Nonprofit station promotes 2008 campaign, unbiased news with 'bare bones' coverage

July 13, 2007
C-SPAN marketing and community relations employee Doug Hemmig, left, shows Muskegon resident and State of Michigan employee Willie Minor around the C-SPAN Campaign 2008 bus while it was on view outside the Capitol on Thursday. Approximately 12 visitors can fit on the bus at a time to learn about campaign coverage, but only a crew of four people work on the bus during the week.

Lansing - For eight years, Doug Hemmig has been traveling the nation's highways covering politics and preaching the gospel of C-SPAN.

When the C-SPAN Campaign 2008 bus arrived at the state Capitol Thursday as part of its "Road to the White House" tour, Lansing got a sermon.

The tour promoted C-SPAN's coverage of the 2008 presidential race. Aboard the 45-foot mobile production studio, Hemmig explained the channel's philosophy and the role the media plays in government.

"Think of us as a novel as opposed to a short story," Hemmig said. "It's unfiltered, we show things from start to finish. There are no commercials or sound bites. We try to put you at the event."

Created in 1979, C-SPAN is a private, nonprofit company that provides public access to the political process, such as U.S. House of Representatives sessions. It is funded by fees paid by cable companies.

Standing in front of TVs showing footage from a press conference announcing Saddam Hussein's capture, Hemmig pointed to differences in how C-SPAN's coverage differed from other cable news networks.

"From a visual standpoint, there's a lot going on here," Hemmig said, referencing the other news network's coverage. "We're not going to have pictures of Saddam flashing across the screen."

Unlike other stations, which sometimes use multiple camera angles and zoom in on the person speaking, C-SPAN's coverage is bare bones.

"Zooming in tells you when something is important," Hemmig said. "It also adds artificial emotion. We don't want to apply any value judgment to our camera work."

Gary Sebrell, of Lansing, said the presentation changed the way he thinks about news coverage.

"When someone is crying and they zoom in on them, that's not the station I'm going to watch," he said. "It's something I'm going to think about in the campaigns and the interviews."

Stephen Lacy, a journalism professor at MSU, said C-SPAN is a different form of journalism.

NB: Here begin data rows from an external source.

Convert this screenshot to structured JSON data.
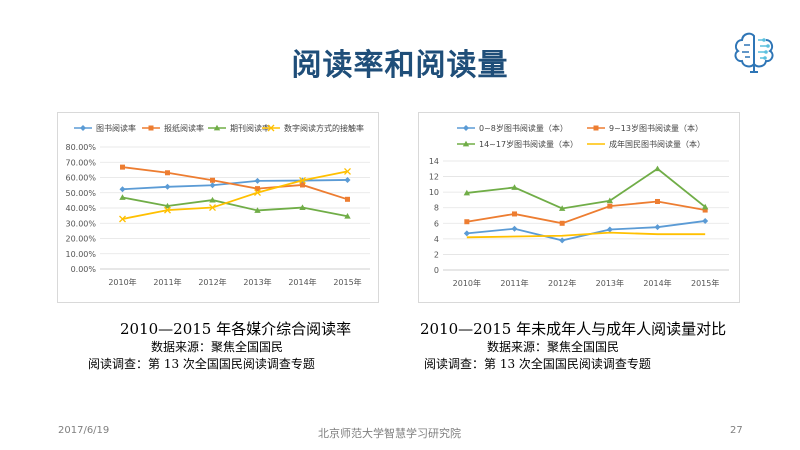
{
  "title": "阅读率和阅读量",
  "footer": {
    "date": "2017/6/19",
    "institution": "北京师范大学智慧学习研究院",
    "page": "27"
  },
  "captions": [
    {
      "title": "2010—2015 年各媒介综合阅读率",
      "source": "数据来源：聚焦全国国民",
      "survey": "阅读调查：第 13 次全国国民阅读调查专题"
    },
    {
      "title": "2010—2015 年未成年人与成年人阅读量对比",
      "source": "数据来源：聚焦全国国民",
      "survey": "阅读调查：第 13 次全国国民阅读调查专题"
    }
  ],
  "chart_data": [
    {
      "type": "line",
      "categories": [
        "2010年",
        "2011年",
        "2012年",
        "2013年",
        "2014年",
        "2015年"
      ],
      "ylim": [
        0,
        80
      ],
      "ytick_labels": [
        "0.00%",
        "10.00%",
        "20.00%",
        "30.00%",
        "40.00%",
        "50.00%",
        "60.00%",
        "70.00%",
        "80.00%"
      ],
      "legend_position": "top",
      "grid": true,
      "series": [
        {
          "name": "图书阅读率",
          "color": "#5b9bd5",
          "marker": "diamond",
          "values": [
            52.3,
            53.9,
            54.9,
            57.8,
            58.0,
            58.4
          ]
        },
        {
          "name": "报纸阅读率",
          "color": "#ed7d31",
          "marker": "square",
          "values": [
            66.8,
            63.1,
            58.2,
            52.7,
            55.1,
            45.7
          ]
        },
        {
          "name": "期刊阅读率",
          "color": "#70ad47",
          "marker": "triangle",
          "values": [
            46.9,
            41.3,
            45.2,
            38.4,
            40.3,
            34.6
          ]
        },
        {
          "name": "数字阅读方式的接触率",
          "color": "#ffc000",
          "marker": "x",
          "values": [
            32.8,
            38.6,
            40.3,
            50.1,
            58.1,
            64.0
          ]
        }
      ]
    },
    {
      "type": "line",
      "categories": [
        "2010年",
        "2011年",
        "2012年",
        "2013年",
        "2014年",
        "2015年"
      ],
      "ylim": [
        0,
        14
      ],
      "ytick_labels": [
        "0",
        "2",
        "4",
        "6",
        "8",
        "10",
        "12",
        "14"
      ],
      "legend_position": "top",
      "grid": true,
      "series": [
        {
          "name": "0~8岁图书阅读量（本）",
          "color": "#5b9bd5",
          "marker": "diamond",
          "values": [
            4.7,
            5.3,
            3.8,
            5.2,
            5.5,
            6.3
          ]
        },
        {
          "name": "9~13岁图书阅读量（本）",
          "color": "#ed7d31",
          "marker": "square",
          "values": [
            6.2,
            7.2,
            6.0,
            8.2,
            8.8,
            7.7
          ]
        },
        {
          "name": "14~17岁图书阅读量（本）",
          "color": "#70ad47",
          "marker": "triangle",
          "values": [
            9.9,
            10.6,
            7.9,
            8.9,
            13.0,
            8.1
          ]
        },
        {
          "name": "成年国民图书阅读量（本）",
          "color": "#ffc000",
          "marker": "none",
          "values": [
            4.2,
            4.3,
            4.4,
            4.8,
            4.6,
            4.6
          ]
        }
      ]
    }
  ]
}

"C-SPAN is much more of the raw material of journalism as opposed to someone actually doing the reporting," he said. "It's not really a substitute for what we call journalism, such as network news or CNN."

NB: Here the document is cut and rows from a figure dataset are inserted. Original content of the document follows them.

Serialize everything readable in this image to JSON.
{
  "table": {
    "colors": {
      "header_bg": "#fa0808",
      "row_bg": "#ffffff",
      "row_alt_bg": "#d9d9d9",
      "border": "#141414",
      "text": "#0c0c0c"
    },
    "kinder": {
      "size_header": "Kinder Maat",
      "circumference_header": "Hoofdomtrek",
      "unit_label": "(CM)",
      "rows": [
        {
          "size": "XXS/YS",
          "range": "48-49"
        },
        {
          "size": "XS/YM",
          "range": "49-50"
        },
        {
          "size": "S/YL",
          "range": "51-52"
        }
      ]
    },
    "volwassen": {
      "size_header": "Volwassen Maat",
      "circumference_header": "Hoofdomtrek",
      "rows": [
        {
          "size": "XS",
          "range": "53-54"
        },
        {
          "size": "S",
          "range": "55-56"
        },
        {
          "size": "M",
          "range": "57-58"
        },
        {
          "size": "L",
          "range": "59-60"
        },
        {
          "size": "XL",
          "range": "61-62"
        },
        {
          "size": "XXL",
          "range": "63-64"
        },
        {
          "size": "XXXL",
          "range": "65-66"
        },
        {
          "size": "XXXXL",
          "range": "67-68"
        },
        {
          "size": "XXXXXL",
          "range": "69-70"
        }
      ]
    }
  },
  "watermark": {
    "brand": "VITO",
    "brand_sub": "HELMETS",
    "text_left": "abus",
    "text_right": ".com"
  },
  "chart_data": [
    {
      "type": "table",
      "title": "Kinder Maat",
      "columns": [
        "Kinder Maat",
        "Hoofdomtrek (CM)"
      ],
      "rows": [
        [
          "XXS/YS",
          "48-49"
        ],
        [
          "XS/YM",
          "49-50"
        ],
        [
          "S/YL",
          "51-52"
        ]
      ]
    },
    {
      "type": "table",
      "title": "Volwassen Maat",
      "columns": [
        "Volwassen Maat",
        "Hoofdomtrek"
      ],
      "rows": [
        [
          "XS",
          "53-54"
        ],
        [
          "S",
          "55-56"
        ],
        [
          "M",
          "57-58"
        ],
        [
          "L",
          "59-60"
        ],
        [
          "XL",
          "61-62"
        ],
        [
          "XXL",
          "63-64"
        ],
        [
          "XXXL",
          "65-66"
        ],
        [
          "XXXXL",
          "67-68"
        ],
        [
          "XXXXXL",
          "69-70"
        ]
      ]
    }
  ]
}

Maya Mackey, a psychology graduate student, does not always watch C-SPAN. Mackey said she gets her news from National Public Radio because it provides the important news stories and analysis she said she wants.

"I appreciate the spectrum of stories they have," she said. "I like the fact that it's public and not corporate. I feel like it's honest."

Mackey said the only time she watches C-SPAN is when a topic she cares about deeply is being covered.

"It serves a purpose because it keeps things in the public eye," she said.

Torreano Merriweather traveled to Lansing from Detroit with 147 members of a youth mentoring program run by the Michigan Department of Transportation. He toured the bus, and said the visit reinforced the importance of being informed.

"Everything that goes on in the state, it affects me and my family in some sort of way, so I have to vote and make the right choice," he said.

The bus even lured lawmakers out of the Capitol Building.

Rep. Steve Bieda, D-Warren, caught a quick tour of the bus before heading into the Capitol Building to watch Gov. Jennifer Granholm sign the Michigan Business Tax into law.

"I feel a lot of people have the notion of the American public as being apathetic, but I think it's just the opposite," he said.

"The reaction we're getting from the crowd is that people do care about the country and their government."